Naquele ano, Wotherspoon foi ao Camboja para encontrar Peter, na esperança de conseguir que este admitisse ter enganado as duas mulheres. Embora não tenha conseguido localizá-lo, partilhou as descobertas com as autoridades locais e de Hong Kong. “Espero que esta exposição tenha impedido que outros fossem enganados”.

May foi detida em dezembro de 2016, no Aeroporto Internacional de Hong Kong, por tráfico de drogas, aos 21 anos. As autoridades encontraram 2,6 quilogramas de metanfetamina dentro de uma mala que esta trazia de Abidjan, uma cidade da Costa do Marfim. Mas a sua jornada também começou no Camboja.

A princípio, May declarou-se culpada. Mais tarde alterou o seu testemunho, com o apoio da assistência jurídica gratuita de Hong Kong e de Wotherspoon. Após dois anos e meio à espera de julgamento, foi libertada em junho, quando um júri a considerou inocente. Quatro meses depois, voltou a Hong Kong como testemunha de Yuni, também libertada.

Apesar destes dois exemplos, um relatório de 2018 sobre a pena de morte no mundo revelou uma desigualdade generalizada de género nos processos contra mulheres por crimes de drogas, incluindo um acesso mais difícil a representação legal e fiança.

Outro estudo, de 2019, mostrou que essas mulheres geralmente transportam a droga a pedido de homens, sobretudo estrangeiros ou parceiros afetivos.
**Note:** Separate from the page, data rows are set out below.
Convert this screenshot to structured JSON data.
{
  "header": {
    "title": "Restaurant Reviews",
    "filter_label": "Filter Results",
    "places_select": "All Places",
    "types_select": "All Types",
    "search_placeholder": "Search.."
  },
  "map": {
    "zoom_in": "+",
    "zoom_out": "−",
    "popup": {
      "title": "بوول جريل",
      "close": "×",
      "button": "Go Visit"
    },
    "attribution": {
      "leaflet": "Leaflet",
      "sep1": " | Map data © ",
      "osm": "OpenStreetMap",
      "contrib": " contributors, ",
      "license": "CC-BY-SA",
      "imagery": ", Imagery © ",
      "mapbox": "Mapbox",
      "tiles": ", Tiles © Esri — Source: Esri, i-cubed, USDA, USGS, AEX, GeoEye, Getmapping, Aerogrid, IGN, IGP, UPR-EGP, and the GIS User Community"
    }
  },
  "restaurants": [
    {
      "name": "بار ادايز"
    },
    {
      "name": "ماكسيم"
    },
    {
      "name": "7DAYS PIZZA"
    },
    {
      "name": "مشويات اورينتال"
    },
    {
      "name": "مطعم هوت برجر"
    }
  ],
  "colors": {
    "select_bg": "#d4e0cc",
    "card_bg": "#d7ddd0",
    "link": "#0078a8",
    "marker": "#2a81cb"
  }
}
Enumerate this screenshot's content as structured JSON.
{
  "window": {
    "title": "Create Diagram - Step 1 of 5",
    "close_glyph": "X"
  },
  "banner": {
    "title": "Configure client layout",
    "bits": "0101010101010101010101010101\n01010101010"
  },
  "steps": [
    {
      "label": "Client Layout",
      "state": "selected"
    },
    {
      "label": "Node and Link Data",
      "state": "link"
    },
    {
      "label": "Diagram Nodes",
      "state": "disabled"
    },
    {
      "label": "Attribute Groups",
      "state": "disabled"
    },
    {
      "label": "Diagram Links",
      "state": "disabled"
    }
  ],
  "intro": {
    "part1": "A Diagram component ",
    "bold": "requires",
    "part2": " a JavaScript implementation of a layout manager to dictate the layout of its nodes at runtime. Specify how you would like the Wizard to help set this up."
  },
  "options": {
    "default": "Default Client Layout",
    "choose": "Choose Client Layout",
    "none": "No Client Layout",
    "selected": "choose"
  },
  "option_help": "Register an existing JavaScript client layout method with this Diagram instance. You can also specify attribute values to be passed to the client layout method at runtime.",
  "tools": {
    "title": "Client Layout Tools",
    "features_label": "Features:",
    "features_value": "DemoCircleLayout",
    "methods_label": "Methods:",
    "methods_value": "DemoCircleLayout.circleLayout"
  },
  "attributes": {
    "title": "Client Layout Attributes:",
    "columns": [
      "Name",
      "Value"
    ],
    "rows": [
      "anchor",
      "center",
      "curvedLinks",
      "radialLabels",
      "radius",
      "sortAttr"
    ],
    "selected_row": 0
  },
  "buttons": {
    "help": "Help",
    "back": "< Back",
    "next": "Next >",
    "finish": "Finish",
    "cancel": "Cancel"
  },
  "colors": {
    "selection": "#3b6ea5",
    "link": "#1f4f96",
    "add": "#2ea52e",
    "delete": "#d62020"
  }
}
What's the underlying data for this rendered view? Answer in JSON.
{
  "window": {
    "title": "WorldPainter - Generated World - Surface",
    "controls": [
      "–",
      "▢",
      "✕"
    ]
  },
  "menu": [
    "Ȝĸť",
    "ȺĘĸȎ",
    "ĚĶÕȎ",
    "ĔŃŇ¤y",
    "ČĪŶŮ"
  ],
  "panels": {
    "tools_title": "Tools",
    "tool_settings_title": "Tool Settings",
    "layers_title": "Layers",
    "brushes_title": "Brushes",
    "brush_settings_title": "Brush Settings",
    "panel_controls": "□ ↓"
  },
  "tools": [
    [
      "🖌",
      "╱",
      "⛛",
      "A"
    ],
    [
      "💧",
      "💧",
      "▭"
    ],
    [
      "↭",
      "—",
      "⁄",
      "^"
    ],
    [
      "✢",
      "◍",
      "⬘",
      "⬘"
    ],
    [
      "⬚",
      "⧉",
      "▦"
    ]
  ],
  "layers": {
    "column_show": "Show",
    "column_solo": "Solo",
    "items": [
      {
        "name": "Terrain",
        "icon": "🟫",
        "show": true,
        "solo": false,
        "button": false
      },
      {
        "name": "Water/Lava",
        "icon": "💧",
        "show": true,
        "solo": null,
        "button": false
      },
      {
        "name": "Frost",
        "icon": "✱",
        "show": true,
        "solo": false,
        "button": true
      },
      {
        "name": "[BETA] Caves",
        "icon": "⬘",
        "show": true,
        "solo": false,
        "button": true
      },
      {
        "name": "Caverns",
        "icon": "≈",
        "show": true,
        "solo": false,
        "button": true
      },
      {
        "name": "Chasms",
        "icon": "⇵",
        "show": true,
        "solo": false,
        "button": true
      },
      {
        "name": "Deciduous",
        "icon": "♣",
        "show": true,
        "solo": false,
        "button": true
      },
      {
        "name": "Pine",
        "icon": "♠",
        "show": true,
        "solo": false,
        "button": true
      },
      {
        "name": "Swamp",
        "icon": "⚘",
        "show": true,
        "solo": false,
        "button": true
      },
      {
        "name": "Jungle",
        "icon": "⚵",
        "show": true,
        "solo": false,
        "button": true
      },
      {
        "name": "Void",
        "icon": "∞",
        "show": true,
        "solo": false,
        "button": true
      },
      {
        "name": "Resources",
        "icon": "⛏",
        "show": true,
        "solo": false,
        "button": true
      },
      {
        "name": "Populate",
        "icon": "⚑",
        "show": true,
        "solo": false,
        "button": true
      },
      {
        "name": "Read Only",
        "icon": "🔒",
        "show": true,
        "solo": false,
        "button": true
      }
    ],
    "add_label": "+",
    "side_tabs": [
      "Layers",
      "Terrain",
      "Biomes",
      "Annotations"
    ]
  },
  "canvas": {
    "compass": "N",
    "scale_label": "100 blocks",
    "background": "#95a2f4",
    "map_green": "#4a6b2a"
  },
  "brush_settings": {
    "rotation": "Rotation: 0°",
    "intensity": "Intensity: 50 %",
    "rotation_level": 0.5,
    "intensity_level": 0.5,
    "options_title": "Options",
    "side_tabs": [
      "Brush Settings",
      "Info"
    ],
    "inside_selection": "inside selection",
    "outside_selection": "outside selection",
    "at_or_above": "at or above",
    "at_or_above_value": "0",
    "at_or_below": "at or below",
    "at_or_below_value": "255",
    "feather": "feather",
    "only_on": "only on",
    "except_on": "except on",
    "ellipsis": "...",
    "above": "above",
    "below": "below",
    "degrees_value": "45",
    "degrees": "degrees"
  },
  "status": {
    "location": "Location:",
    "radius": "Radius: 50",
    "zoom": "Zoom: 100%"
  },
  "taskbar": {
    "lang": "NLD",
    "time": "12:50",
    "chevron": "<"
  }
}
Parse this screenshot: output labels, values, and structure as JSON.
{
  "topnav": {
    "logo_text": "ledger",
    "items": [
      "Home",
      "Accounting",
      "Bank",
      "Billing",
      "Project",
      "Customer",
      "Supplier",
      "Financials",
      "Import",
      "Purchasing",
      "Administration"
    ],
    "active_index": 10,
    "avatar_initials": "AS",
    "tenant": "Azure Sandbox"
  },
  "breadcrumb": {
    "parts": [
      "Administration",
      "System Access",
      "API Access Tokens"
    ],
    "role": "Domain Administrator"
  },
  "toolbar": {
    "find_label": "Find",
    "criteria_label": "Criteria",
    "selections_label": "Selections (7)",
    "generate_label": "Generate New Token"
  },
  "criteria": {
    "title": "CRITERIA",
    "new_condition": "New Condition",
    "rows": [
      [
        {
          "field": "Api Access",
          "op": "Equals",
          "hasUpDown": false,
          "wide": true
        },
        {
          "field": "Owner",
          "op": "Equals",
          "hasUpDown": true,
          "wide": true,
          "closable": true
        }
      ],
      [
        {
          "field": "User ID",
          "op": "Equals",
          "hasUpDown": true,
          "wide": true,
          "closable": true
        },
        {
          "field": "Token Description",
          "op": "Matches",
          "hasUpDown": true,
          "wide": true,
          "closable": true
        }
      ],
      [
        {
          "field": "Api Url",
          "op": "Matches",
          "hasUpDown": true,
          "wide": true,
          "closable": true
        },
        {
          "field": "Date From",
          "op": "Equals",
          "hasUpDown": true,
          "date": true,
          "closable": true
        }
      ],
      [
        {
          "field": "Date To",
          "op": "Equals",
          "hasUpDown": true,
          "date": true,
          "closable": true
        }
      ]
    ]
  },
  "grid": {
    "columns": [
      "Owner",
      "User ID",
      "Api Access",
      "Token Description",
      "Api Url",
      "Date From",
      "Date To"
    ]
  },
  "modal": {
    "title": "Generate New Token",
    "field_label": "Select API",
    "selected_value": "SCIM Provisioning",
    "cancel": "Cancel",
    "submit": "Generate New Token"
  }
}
A maior parte dessas reclusas apresenta baixa escolaridade e tem pouco recursos. Contudo, na decisão em tribunal há pouco espaço para considerar as circunstâncias individuais de cada processo.

Agora divorciada e a morar com os pais e com a filha, May sabe que a sua jornada poderia ter sido pior. Inicialmente o seu destino era Tawau, no leste da Malásia. No último minuto, Peter disse-lhe para ficar em Hong Kong. Se tivesse viajado diretamente para a Malásia “estaria acabada”, sublinhou.

A Malásia tem uma das mais elevadas taxas de pena de morte do Sudeste Asiático. Em fevereiro de 2019, 1.281 pessoas foram executadas, apontou a Amnistia Internacional, quase o triplo do número na Tailândia. Das 141 mulheres condenadas à morte na Malásia nesse mês, 95% deveu-se a tráfico de drogas. Além disso, 90% das mulheres condenadas à morte por esse tipo de crime eram estrangeiras.

“O acesso à justiça depende muito de quão fundos são os bolsos”, disse N Sivananthan, advogado que já representou centenas de acusados ​​por tráfico de drogas na Malásia.

À CNN, relatou o caso de Maryam Mansour, uma mãe solteira de Teerão, presa em Kuala Lumpur em 2010. A mulher estava acompanhada por um iraniano, que dizia ser seu namorado. A polícia encontrou 2,2 quilogramas de metanfetamina na sua bolsa. Durante o interrogatório, todas as perguntas dirigidas à mulher foram respondidas pelo homem. Documentos judiciais dizem que Maryam pediu um intérprete, mas o namorado, que falava inglês, não concordou. Este acabou por ser libertado sob fiança e, posteriormente, não foi possível mais localizá-lo, enquanto a mulher foi condenada à morte.

Em 2018, o Instituto Penang divulgou um relatório, baseado numa pequena amostra de casos de pena de morte, no qual foi sugerido que as mulheres condenadas por tráfico de drogas tinham menos hipóteses do que os homens de verem os seus casos anulados. O apelo final de Maryam também foi rejeitado e a mulher continua no corredor da morte.

Jeremy Douglas, representante regional do Escritório das Nações Unidas sobre Drogas e Crime (UNODC), disse a organização tem pressionado para uma reforma nas penas, apelando a estas se concentrem nos “traficantes que dirigem o comércio de drogas” e não nos mensageiros “descartáveis ​​do crime organizado”.